Blutdruckbehandlung bei Diabetes mellitus
- Autor(en): Christiane Brockes
- Reviewer: Edouard Battegay, Peter Diem, Paul Erne, Peter Wiesli
- pharma-kritik-Jahrgang 24
, Nummer 5, PK52
Redaktionsschluss: 21. August 2002
DOI: https://doi.org/10.37667/pk.2002.52 - PDF-Download der Printversion dieser pharma-kritik Nummer
Übersicht
Personen, die an einem Diabetes mellitus erkrankt sind, haben oft auch einen erhöhten Blutdruck. Diese Individuen sind einem stark erhöhten Risiko für kardiovaskuläre Komplikationen ausgesetzt. Ist zudem eine manifeste Nephropathie vorhanden, so ergibt sich eine nochmals gesteigerte Morbiditäts- und Mortalitätsrate.
Wahrscheinlich ist die Langzeitprognose von solchen Personen umso besser, je stärker sich ihr Blutdruck senken lässt. Dies ist jedenfalls die Schlussfolgerung, die sich aus Subgruppen- Analysen von Studien ableiten lässt, in denen der Blutdruck der Teilnehmenden verschieden «intensiv» gesenkt wurde:
In der HOT-Studie (Abkürzungen siehe Tabelle 1) wurden 18'790 Personen mit einem diastolischen Blutdruck zwischen 100 und 115 mm Hg nach dem Zufall drei Gruppen mit unterschiedlichen diastolischen Blutdruck-Zielwerten (max. 90, 85 oder 80 mm Hg) zugeteilt. Nach vier Jahren Behandlung fanden sich nur geringe Unterschiede zwischen den Gruppen, in denen im Mittel diastolische Werte von 85, 83 und 81 mm Hg erreicht wurden. Der Anteil von Personen, die auch an einem Diabetes litten, war mit etwa 8% (n=1501) relativ klein.
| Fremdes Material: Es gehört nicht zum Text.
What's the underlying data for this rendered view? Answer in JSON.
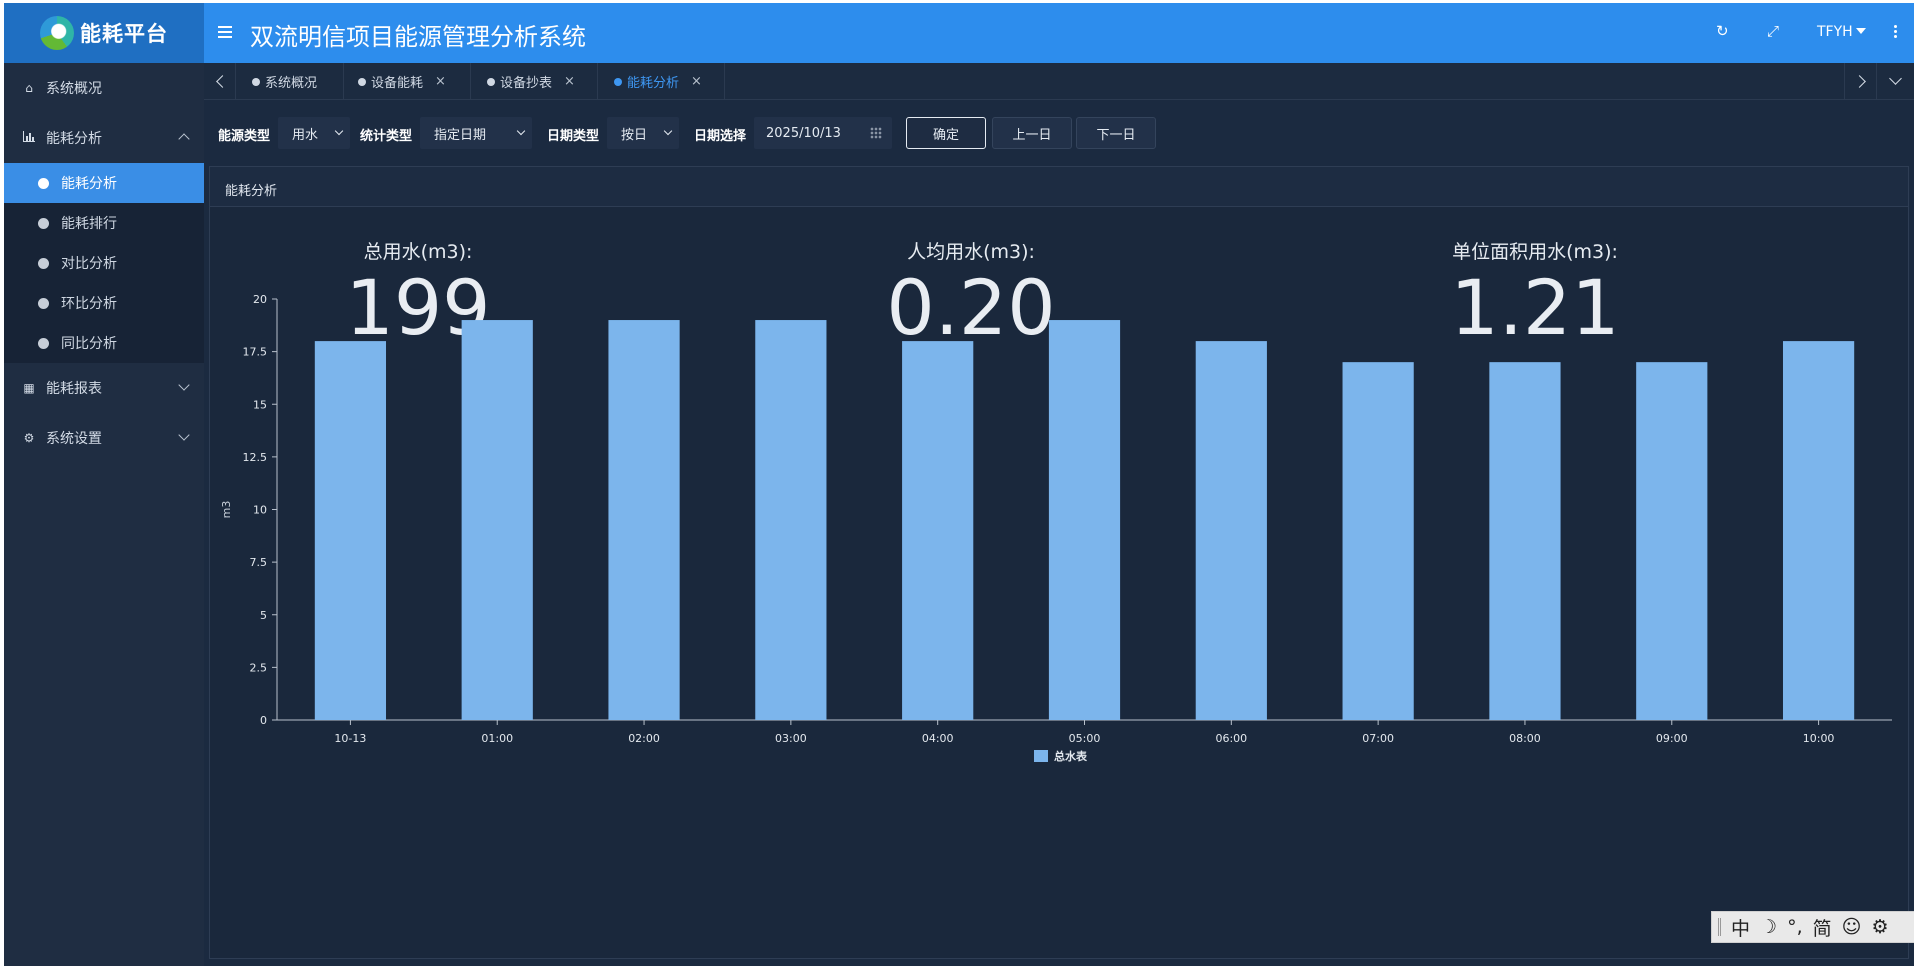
{
  "app": {
    "logo_text": "能耗平台",
    "title": "双流明信项目能源管理分析系统",
    "user": "TFYH"
  },
  "sidebar": {
    "items": [
      {
        "label": "系统概况",
        "icon": "home-icon"
      },
      {
        "label": "能耗分析",
        "icon": "bar-chart-icon",
        "expanded": true
      },
      {
        "label": "能耗报表",
        "icon": "table-icon"
      },
      {
        "label": "系统设置",
        "icon": "gear-icon"
      }
    ],
    "submenu": [
      "能耗分析",
      "能耗排行",
      "对比分析",
      "环比分析",
      "同比分析"
    ],
    "active_sub": "能耗分析"
  },
  "tabs": [
    {
      "label": "系统概况",
      "closable": false
    },
    {
      "label": "设备能耗",
      "closable": true
    },
    {
      "label": "设备抄表",
      "closable": true
    },
    {
      "label": "能耗分析",
      "closable": true,
      "active": true
    }
  ],
  "filters": {
    "energy_type_label": "能源类型",
    "energy_type_value": "用水",
    "stat_type_label": "统计类型",
    "stat_type_value": "指定日期",
    "date_type_label": "日期类型",
    "date_type_value": "按日",
    "date_select_label": "日期选择",
    "date_value": "2025/10/13",
    "confirm": "确定",
    "prev": "上一日",
    "next": "下一日"
  },
  "panel": {
    "title": "能耗分析",
    "kpis": [
      {
        "label": "总用水(m3):",
        "value": "199"
      },
      {
        "label": "人均用水(m3):",
        "value": "0.20"
      },
      {
        "label": "单位面积用水(m3):",
        "value": "1.21"
      }
    ]
  },
  "chart_data": {
    "type": "bar",
    "categories": [
      "10-13",
      "01:00",
      "02:00",
      "03:00",
      "04:00",
      "05:00",
      "06:00",
      "07:00",
      "08:00",
      "09:00",
      "10:00"
    ],
    "series": [
      {
        "name": "总水表",
        "values": [
          18,
          19,
          19,
          19,
          18,
          19,
          18,
          17,
          17,
          17,
          18
        ],
        "color": "#7cb5ec"
      }
    ],
    "ylabel": "m3",
    "ylim": [
      0,
      20
    ],
    "yticks": [
      "0",
      "2.5",
      "5",
      "7.5",
      "10",
      "12.5",
      "15",
      "17.5",
      "20"
    ],
    "legend": "bottom-center",
    "grid": false
  },
  "ime": {
    "lang": "中",
    "moon": "☽",
    "punct": "°,",
    "simp": "简",
    "emoji": "☺",
    "settings": "⚙"
  },
  "colors": {
    "header": "#2d8ded",
    "accent": "#3a8ee6",
    "bar": "#7cb5ec",
    "background": "#1b2a40"
  }
}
Immerhin hatten innerhalb dieser Subgruppe die «am intensivsten» Behandelten signifikant weniger, nämlich nur 22 schwerwiegende kardiovaskuläre Ereignisse als die am wenigsten intensiv» Behandelten (45 Ereignisse).(1)
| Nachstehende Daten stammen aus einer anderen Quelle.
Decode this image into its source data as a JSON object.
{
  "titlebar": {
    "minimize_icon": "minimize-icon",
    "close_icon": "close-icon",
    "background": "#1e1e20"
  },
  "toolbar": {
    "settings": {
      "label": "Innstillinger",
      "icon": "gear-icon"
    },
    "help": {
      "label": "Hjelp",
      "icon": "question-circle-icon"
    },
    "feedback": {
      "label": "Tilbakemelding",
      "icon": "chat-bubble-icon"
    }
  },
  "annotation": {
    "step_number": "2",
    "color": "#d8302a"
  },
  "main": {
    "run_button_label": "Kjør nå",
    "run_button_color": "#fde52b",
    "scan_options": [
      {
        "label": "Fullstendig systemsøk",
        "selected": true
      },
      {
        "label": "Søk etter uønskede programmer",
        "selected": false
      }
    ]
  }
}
Auch in der grossen britischen Diabetesstudie UKPDS wurde in einer Subgruppe die Frage der Blutdrucksenkung genauer untersucht. Hier handelte es sich um 1148 Diabeteskranke mit einem erhöhten Blutdruck. 758 wurden einer intensiv behandelten Gruppe mit einem Zielblutdruck unterhalb von 150/85 mm Hg zugeteilt; 390 Personen wurden ohne ACE-Hemmer oder Betablocker behandelt und lediglich ein Blutdruck unterhalb von 180/105 mm Hg angestrebt. Während einer Behandlungszeit von über 8 Jahren wurde in der intensiver behandelten Gruppe durchschnittlich ein Blutdruck von 144/82 mm Hg, in der Vergleichsgruppe von 154/87 mm Hg erreicht. Die intensiver Behandelten hatten signifikant weniger kardiovaskuläre Ereignisse, z.B. 44% weniger Schlaganfälle (jährlich 6,5 gegenüber 11,6 auf 1000 Personen) und 32% weniger diabetesbedingte Todesfälle (jährlich 13,7 gegenüber 20,3 pro 1000 Personen).(2)
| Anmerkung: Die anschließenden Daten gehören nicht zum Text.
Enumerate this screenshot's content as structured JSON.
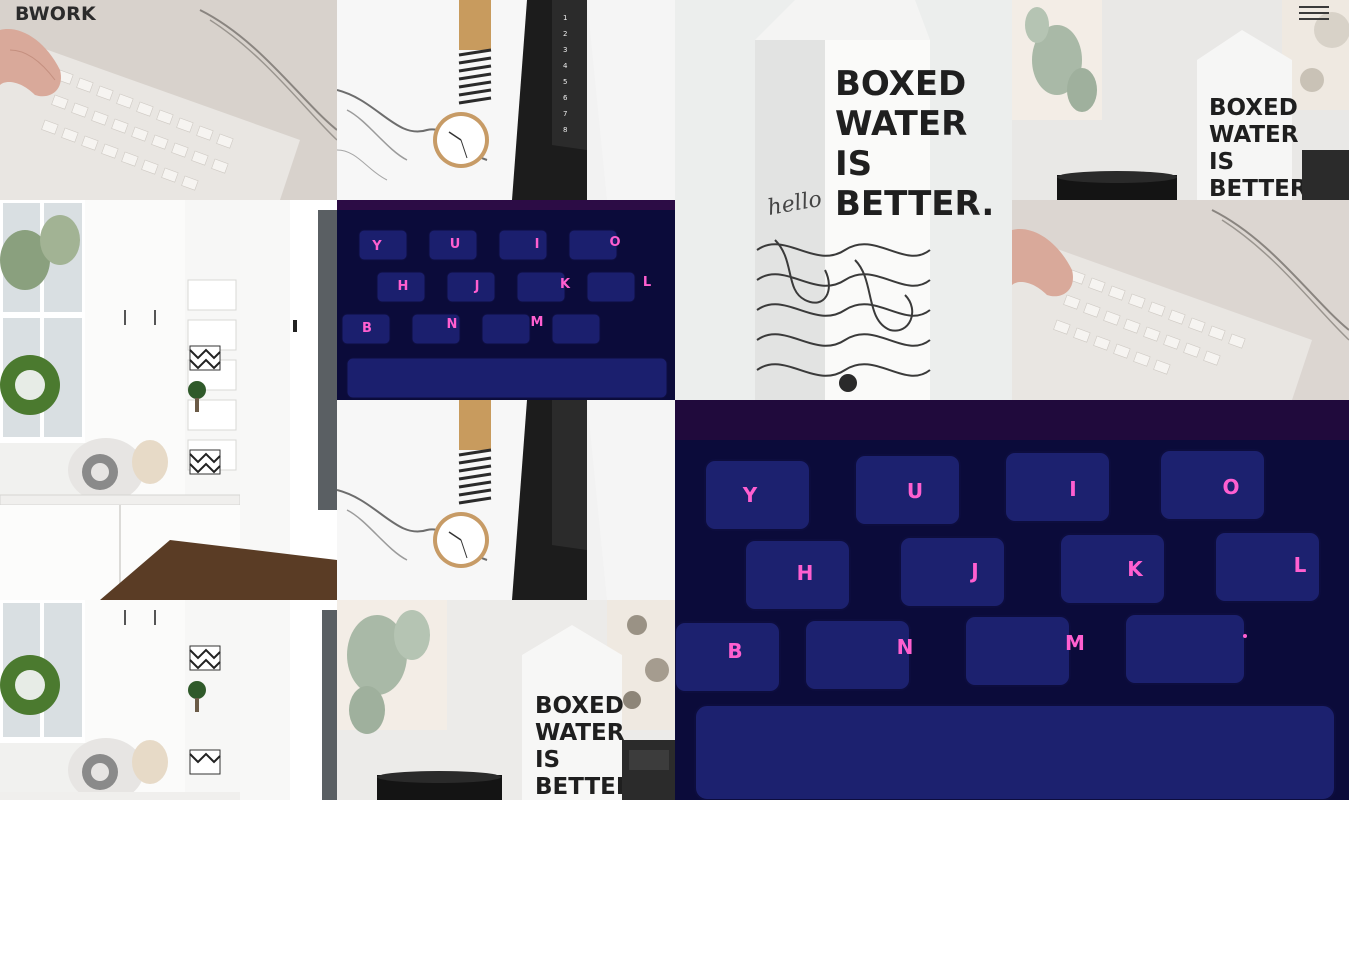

Nachträgliche Analysen («post hoc») von Studien, in denen Personen mit einer isolierten systolischen Hypertonie behandelt wurden, weisen ebenfalls darauf hin, dass Diabeteskranke von einer konsequenten Blutdrucksenkung mindestens so sehr profitieren wie Personen ohne Diabetes.(3,4)
Entsprechend wird heute empfohlen, den Blutdruck bei Diabeteskranken auf Maximalwerte im Bereich von 130/85 mm Hg zu senken. Dabei handelt es sich um den in der Sprechstunde gemessenen Blutdruck – die zu Hause gemessenen Werte liegen in der Regel tiefer.
Auch für den Verlauf einer diabetischen Nephropathie ist die Senkung eines erhöhten Blutdruckes von grosser Bedeutung. Wie in einer früheren pharma-kritik-Nummer ausgeführt,(5) kann eine frühzeitige Normalisierung des Blutdruckes das Fortschreiten der Albuminurie und auch der Niereninsuffizienz um viele Jahre verzögern und das Erkrankungsrisiko signifikant senken. Selbst bei Blutdruckwerten im Normbereich führt die Therapie mit ACE-Hemmern auch ohne weitere Blutdrucksenkung zu einer Abnahme der Albuminurie und Mortalität. Bei einer manifesten Nephropathie wird heute empfohlen, den Blutdruck auf weniger als 125/75 mm Hg zu senken.
Die Medikamente
Eine frühzeitige und konsequente Behandlung der arteriellen Hypertonie reduziert bei Diabeteskranken ganz entscheidend die kardiovaskulären und renalen Erkrankungen sowie die diabetische Retinopathie. Die therapeutische Strategie und Wahl des Medikamentes orientiert sich an den begleitenden kardiovaskulären Risikofaktoren sowie an den bereits vorhandenen Endorganschäden.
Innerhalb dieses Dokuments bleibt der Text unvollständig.